Gatti non ha fallito l’appuntamento: il compositore proposto e’ stato Gustav Mahler (1860-1911), post-romantico non proprio apprezzato dai suoi contemporanei, le cui composizioni erano viste solo come un insieme casuale di suoni. Le cose migliorarono nel primo ’900, ma il nazismo scredito’ la sua musica definendola “illegittima”. Il nome del boemo, cresciuto a Vienna, avrebbe conosciuto la gloria solo dopo il secondo dopoguerra.
Grazie all’interpretazione del tenore Detlef Roth, in prima battuta sono state eseguite le Canzoni da Des Knaben Wunderhorn, un mix molto colorito di suoni, che molto hanno ricordato certe sonorita’ popolari mitteleuropee. Roth non ha mostrato alcun imbarazzo ed ha cantato con grande allegria e trasporto. Una figura molto simpatica la sua, che ha divertito il pubblico con parole riguardanti amanti abbandonati e spettrali apparizioni. Alla fine, una energica stretta di mano con il Maestro ha suggellato un’ottima prova.
Ma il pezzo forte e’ la tanto attesa Symphony No. 1: Titan, ispirata al romanzo di Jean Paul. Un poema sinfonico nel quale furono utilizzati due canti di un giramondo, per il primo ed il terzo movimento, che donano alla musica un interessante effetto popolare.
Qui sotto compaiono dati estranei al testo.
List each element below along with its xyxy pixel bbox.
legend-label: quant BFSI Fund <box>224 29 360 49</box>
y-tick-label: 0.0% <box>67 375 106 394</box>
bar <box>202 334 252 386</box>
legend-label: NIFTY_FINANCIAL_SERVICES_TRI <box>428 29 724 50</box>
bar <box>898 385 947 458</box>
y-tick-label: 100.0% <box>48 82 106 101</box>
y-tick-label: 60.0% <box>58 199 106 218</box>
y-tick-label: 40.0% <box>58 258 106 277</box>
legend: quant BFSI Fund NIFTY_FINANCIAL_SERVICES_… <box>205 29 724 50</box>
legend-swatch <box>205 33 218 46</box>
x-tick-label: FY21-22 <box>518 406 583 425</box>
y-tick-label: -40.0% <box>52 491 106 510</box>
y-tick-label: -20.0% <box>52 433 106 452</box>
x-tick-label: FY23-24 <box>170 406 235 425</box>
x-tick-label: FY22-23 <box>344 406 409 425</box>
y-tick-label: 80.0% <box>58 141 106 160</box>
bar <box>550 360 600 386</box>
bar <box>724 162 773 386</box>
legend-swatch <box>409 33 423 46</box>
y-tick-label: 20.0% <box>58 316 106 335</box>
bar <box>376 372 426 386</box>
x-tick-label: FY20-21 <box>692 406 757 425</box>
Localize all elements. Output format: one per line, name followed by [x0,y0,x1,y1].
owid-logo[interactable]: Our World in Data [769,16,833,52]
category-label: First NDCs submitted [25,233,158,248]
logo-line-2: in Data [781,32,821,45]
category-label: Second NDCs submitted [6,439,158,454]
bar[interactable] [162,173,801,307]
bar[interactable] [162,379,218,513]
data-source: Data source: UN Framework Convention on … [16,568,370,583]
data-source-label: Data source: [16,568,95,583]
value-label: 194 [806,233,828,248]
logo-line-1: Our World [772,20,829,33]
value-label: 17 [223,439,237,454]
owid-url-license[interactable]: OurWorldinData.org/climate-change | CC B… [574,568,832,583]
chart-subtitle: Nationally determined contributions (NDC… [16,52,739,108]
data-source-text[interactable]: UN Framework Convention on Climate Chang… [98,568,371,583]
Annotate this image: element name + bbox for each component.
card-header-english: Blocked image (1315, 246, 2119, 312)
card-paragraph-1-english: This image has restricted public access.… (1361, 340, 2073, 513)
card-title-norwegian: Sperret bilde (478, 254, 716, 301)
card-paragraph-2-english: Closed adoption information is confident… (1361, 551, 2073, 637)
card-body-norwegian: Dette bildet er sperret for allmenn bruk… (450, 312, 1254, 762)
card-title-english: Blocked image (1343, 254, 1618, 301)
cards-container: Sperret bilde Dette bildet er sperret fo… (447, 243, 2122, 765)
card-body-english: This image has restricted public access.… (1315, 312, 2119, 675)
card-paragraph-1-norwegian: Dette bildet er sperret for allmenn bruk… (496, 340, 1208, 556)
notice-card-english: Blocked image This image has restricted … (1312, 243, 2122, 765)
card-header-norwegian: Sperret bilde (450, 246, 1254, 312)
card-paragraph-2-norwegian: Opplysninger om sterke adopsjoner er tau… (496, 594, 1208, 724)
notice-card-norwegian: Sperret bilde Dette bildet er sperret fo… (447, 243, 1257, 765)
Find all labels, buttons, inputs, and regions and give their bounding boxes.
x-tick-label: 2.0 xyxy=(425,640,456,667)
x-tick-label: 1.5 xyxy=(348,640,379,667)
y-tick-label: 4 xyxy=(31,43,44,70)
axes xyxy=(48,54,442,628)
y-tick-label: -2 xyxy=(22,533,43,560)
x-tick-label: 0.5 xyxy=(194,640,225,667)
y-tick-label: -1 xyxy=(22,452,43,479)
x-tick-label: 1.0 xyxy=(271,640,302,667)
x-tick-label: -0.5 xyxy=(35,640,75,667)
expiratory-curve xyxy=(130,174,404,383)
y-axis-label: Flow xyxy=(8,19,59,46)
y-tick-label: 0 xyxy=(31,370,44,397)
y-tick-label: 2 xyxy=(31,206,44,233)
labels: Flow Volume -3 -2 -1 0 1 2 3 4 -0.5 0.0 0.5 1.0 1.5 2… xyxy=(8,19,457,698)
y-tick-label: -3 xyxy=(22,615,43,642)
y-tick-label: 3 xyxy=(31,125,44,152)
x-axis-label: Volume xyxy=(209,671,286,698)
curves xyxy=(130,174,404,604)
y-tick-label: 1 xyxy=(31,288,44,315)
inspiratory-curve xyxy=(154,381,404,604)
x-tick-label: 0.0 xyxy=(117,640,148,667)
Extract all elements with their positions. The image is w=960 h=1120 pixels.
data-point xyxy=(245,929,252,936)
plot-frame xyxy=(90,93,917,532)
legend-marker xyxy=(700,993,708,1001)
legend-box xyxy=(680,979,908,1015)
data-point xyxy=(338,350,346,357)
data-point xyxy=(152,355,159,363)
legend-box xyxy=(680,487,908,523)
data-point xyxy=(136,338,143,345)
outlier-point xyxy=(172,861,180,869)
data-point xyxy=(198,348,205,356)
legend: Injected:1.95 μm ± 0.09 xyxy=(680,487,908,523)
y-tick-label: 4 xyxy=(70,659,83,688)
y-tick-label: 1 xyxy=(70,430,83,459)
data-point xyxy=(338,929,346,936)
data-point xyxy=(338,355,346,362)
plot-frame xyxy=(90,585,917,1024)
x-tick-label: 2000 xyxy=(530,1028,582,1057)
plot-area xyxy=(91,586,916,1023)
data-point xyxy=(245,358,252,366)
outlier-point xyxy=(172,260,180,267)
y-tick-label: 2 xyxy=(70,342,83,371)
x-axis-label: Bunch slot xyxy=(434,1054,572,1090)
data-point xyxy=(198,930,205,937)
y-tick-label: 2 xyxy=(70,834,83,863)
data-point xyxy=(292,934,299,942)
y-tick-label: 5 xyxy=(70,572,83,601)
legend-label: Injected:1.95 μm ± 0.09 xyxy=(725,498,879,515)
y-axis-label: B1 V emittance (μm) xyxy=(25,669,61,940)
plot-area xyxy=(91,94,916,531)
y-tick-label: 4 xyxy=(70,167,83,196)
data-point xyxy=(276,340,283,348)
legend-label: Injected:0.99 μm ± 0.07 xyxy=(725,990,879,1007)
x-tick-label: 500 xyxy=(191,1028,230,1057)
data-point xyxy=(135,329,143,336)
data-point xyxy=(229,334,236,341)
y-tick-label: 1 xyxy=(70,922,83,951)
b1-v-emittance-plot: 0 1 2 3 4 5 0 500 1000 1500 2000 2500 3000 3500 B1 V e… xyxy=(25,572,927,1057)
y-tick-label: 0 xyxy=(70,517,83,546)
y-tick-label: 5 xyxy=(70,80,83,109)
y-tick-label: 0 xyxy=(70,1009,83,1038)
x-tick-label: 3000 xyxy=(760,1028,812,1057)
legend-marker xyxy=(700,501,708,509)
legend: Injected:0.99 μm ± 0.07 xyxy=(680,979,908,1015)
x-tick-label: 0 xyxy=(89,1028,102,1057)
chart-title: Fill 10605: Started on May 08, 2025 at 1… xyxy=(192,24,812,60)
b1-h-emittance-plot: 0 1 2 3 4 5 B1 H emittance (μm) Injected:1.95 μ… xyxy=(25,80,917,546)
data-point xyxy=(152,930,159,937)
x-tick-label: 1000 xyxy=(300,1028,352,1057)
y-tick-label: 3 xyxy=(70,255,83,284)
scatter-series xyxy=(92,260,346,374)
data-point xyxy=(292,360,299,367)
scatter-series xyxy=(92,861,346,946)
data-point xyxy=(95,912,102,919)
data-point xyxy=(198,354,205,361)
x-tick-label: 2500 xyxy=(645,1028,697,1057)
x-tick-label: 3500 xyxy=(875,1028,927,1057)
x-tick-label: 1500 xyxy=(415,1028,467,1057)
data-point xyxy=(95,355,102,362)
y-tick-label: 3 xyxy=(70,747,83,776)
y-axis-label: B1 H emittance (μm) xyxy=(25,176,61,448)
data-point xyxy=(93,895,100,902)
Come all’inizio, i suoni degli strumenti che venivano accordati si sono fusi con i rumori del pubblico. Quando pero’ gli archetti si sono concentrati sulla medesima frequenza prolungata, il pubblico ha trattenuto il fiato come in uno stato di ipnosi. A quel punto si e’ ricominciato. Dopo un avvio in cui la musica e’ partita lenta, nota dopo nota la melodia si e’ distesa tranquilla e rilassata. Un fluire non totalmente piano, con ghirigori, picchi e decelerazioni, per poi farsi nuovamente desiderare. Gatti ha padroneggiato i suoni della natura che tanto erano cari a Mahler dando l’impressione di generarli, con un semplice gesto delle dita, nell’animo dei singoli musicisti che li eseguivano. La musica, aristocratica e sicura, e’ arrivata ad un preludio che ha fatto letteralmente sobbalzare gli ascoltatori con quello che sembrava uno scoppio. L’energia si e’ cosi’ totalmente liberata, solenne ed irriverente, dotata comunque di una dolcezza tipicamente austriaca. Si potrebbe andare avanti ancora per molto, ma si rischierebbe di essere stucchevoli. Certo, come dimenticare gli arabeschi che con irruenza hanno trasportato i presenti in un eroico fortunale? E poi la quiete, con un meraviglioso arcobaleno che, proprio perche’ destinato a scomparire, lascia di se’ un meraviglioso ricordo.
Tra vari botta e risposta, la Sinfonia si conclude in trionfo. Mentre cominciano a scrosciare gli applausi, Gatti cerca gli sguardi dei musicisti e sorridendo sembra dir loro un italianissimo: “Signori, e’ stato un piacere!”.
Dopo un’interminabile serie di minuti in cui e’ risuonato il consenso della platea, viene in mente che proprio gli austriaci non vedevano di buon occhio i direttori d’orchestra italiani. Una sera, un certo Toscanini li fece ricredere. Giovedi’ 15 marzo 2007, Royal Albert Hall: Daniele Gatti, senza pronunciare una parola, ha ribadito determinati concetti. Casomai qualcuno li avesse dimenticati.